Reply 4: We appreciate this insightful suggestion. We have now expanded the Discussion to better explore the biological rationale for the poor outcomes observed in TTF-1 negative tumors. In particular, we propose that TTF-1 loss may reflect a dedifferentiated tumor phenotype characterized by reduced lineage identity, higher histological grade, impaired antigen presentation, and immune-cold features. These traits could contribute to diminished immunotherapy efficacy. We have also added literature citations that support these hypotheses.

Comment 5-7: Please add a bit more detail to figure legends, particularly Kaplan–Meier curves, so they can be interpreted standalone (e.g., define IO and IO-CT in the legend itself). Meta-Analysis Limitations: Mention explicitly that some HRs were reconstructed via WebPlotDigitizer, and consider stating which studies lacked multivariable adjustment.
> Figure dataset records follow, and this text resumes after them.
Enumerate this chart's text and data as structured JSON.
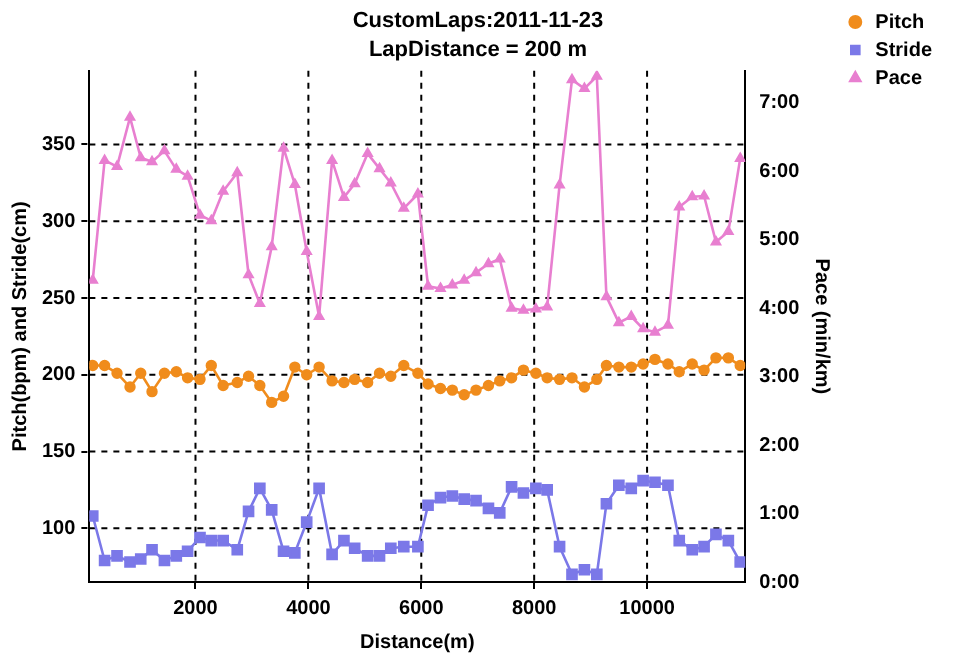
{
  "chart_data": {
    "type": "line",
    "title": "CustomLaps:2011-11-23",
    "subtitle": "LapDistance = 200 m",
    "xlabel": "Distance(m)",
    "ylabel": "Pitch(bpm) and Stride(cm)",
    "y2label": "Pace (min/km)",
    "x": [
      180,
      390,
      610,
      840,
      1030,
      1230,
      1450,
      1660,
      1860,
      2080,
      2280,
      2490,
      2740,
      2940,
      3140,
      3350,
      3560,
      3760,
      3970,
      4190,
      4420,
      4630,
      4820,
      5050,
      5260,
      5460,
      5690,
      5940,
      6120,
      6340,
      6550,
      6760,
      6970,
      7190,
      7390,
      7600,
      7810,
      8030,
      8230,
      8450,
      8670,
      8890,
      9110,
      9280,
      9500,
      9720,
      9930,
      10140,
      10370,
      10570,
      10800,
      11010,
      11220,
      11440,
      11650
    ],
    "series": [
      {
        "name": "Pitch",
        "color": "#f08c1c",
        "marker": "circle",
        "values": [
          206,
          206,
          201,
          192,
          201,
          189,
          201,
          202,
          198,
          197,
          206,
          193,
          195,
          199,
          193,
          182,
          186,
          205,
          200,
          205,
          196,
          195,
          197,
          195,
          201,
          199,
          206,
          201,
          194,
          191,
          190,
          187,
          190,
          193,
          196,
          198,
          203,
          201,
          198,
          197,
          198,
          192,
          197,
          206,
          205,
          205,
          207,
          210,
          207,
          202,
          207,
          203,
          211,
          211,
          206
        ]
      },
      {
        "name": "Stride",
        "color": "#7b78e8",
        "marker": "square",
        "values": [
          108,
          79,
          82,
          78,
          80,
          86,
          79,
          82,
          85,
          94,
          92,
          92,
          86,
          111,
          126,
          112,
          85,
          84,
          104,
          126,
          83,
          92,
          87,
          82,
          82,
          87,
          88,
          88,
          115,
          120,
          121,
          119,
          118,
          113,
          110,
          127,
          123,
          126,
          125,
          88,
          70,
          73,
          70,
          116,
          128,
          126,
          131,
          130,
          128,
          92,
          86,
          88,
          96,
          92,
          78
        ]
      },
      {
        "name": "Pace",
        "color": "#e87fd0",
        "marker": "triangle",
        "axis": "y2",
        "values": [
          4.41,
          6.16,
          6.07,
          6.79,
          6.2,
          6.14,
          6.3,
          6.03,
          5.93,
          5.36,
          5.28,
          5.71,
          5.98,
          4.49,
          4.07,
          4.9,
          6.34,
          5.81,
          4.83,
          3.88,
          6.16,
          5.62,
          5.82,
          6.26,
          6.04,
          5.83,
          5.46,
          5.67,
          4.32,
          4.29,
          4.34,
          4.41,
          4.52,
          4.65,
          4.72,
          4.0,
          3.97,
          3.99,
          4.02,
          5.8,
          7.34,
          7.21,
          7.39,
          4.17,
          3.79,
          3.88,
          3.7,
          3.65,
          3.75,
          5.48,
          5.63,
          5.64,
          4.97,
          5.12,
          6.19
        ]
      }
    ],
    "xlim": [
      120,
      11740
    ],
    "xticks": [
      2000,
      4000,
      6000,
      8000,
      10000
    ],
    "ylim": [
      65,
      398
    ],
    "yticks": [
      100,
      150,
      200,
      250,
      300,
      350
    ],
    "y2lim": [
      0,
      7.47
    ],
    "y2ticks": [
      {
        "value": 0,
        "label": "0:00"
      },
      {
        "value": 1,
        "label": "1:00"
      },
      {
        "value": 2,
        "label": "2:00"
      },
      {
        "value": 3,
        "label": "3:00"
      },
      {
        "value": 4,
        "label": "4:00"
      },
      {
        "value": 5,
        "label": "5:00"
      },
      {
        "value": 6,
        "label": "6:00"
      },
      {
        "value": 7,
        "label": "7:00"
      }
    ],
    "grid": true,
    "legend": "top right",
    "line_style": "solid"
  }
}
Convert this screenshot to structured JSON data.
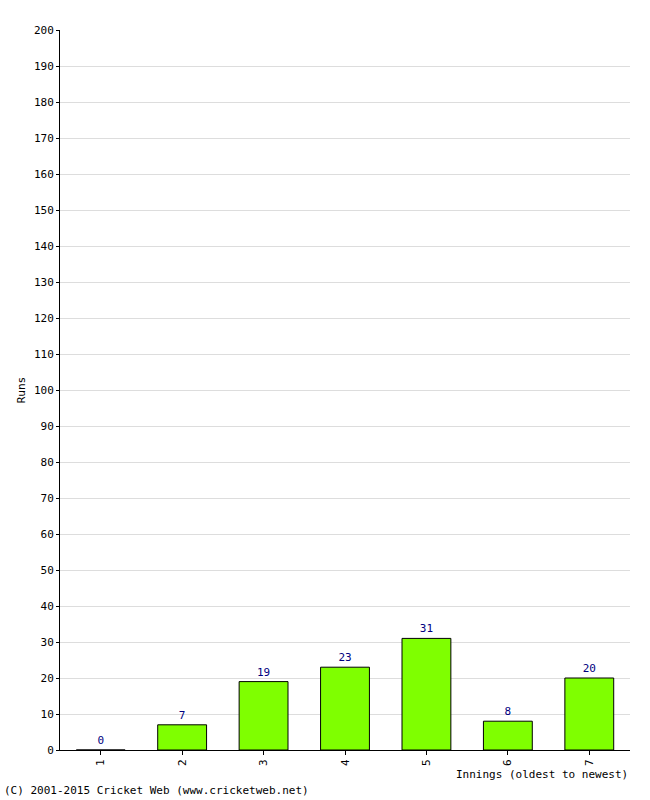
{
  "chart_data": {
    "type": "bar",
    "x_label": "Innings (oldest to newest)",
    "y_label": "Runs",
    "annotations": [
      "(C) 2001-2015 Cricket Web (www.cricketweb.net)"
    ],
    "categories": [
      "1",
      "2",
      "3",
      "4",
      "5",
      "6",
      "7"
    ],
    "values": [
      0,
      7,
      19,
      23,
      31,
      8,
      20
    ],
    "color": "#7fff00",
    "ylim": [
      0,
      200
    ],
    "yticks": [
      0,
      10,
      20,
      30,
      40,
      50,
      60,
      70,
      80,
      90,
      100,
      110,
      120,
      130,
      140,
      150,
      160,
      170,
      180,
      190,
      200
    ],
    "grid": true,
    "data_labels": true
  }
}
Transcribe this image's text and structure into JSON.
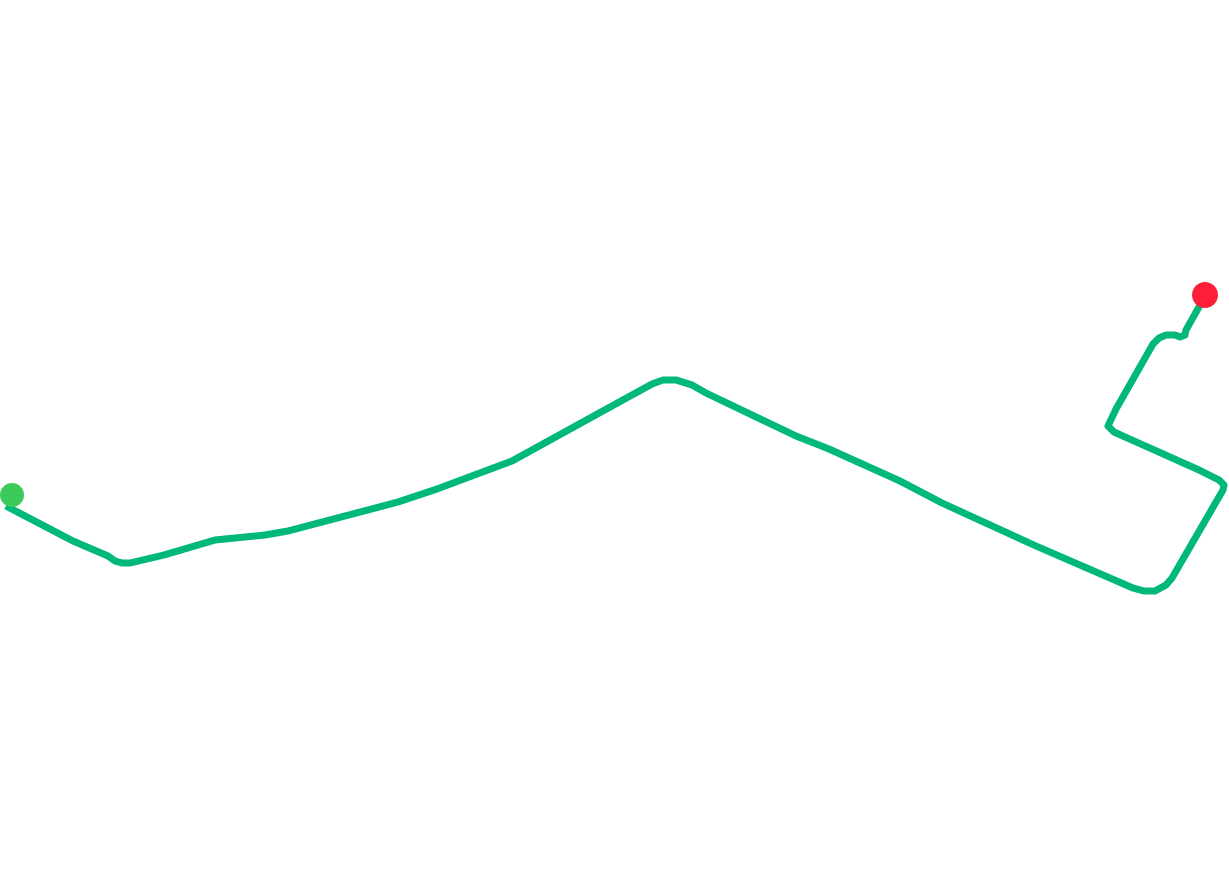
{
  "map": {
    "background": "#ffffff",
    "route": {
      "color": "#00b877"
    },
    "markers": {
      "start": {
        "icon": "start-point-icon",
        "color": "#3ccb5a"
      },
      "end": {
        "icon": "end-point-icon",
        "color": "#ff1e3a"
      }
    }
  }
}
Typographical Errors: Minor typos (e.g., “ackowledge” instead of “acknowledge” in the Acknowledgments) should be corrected.

Reply 5-7: figure legends have been updated to include definitions of IO and IO-CT. We now explicitly mention the use of WebPlotDigitizer for HR extraction from Kaplan–Meier curves in the Meta-analysis and Limitations sections. All typographical errors noted by the reviewer have been corrected.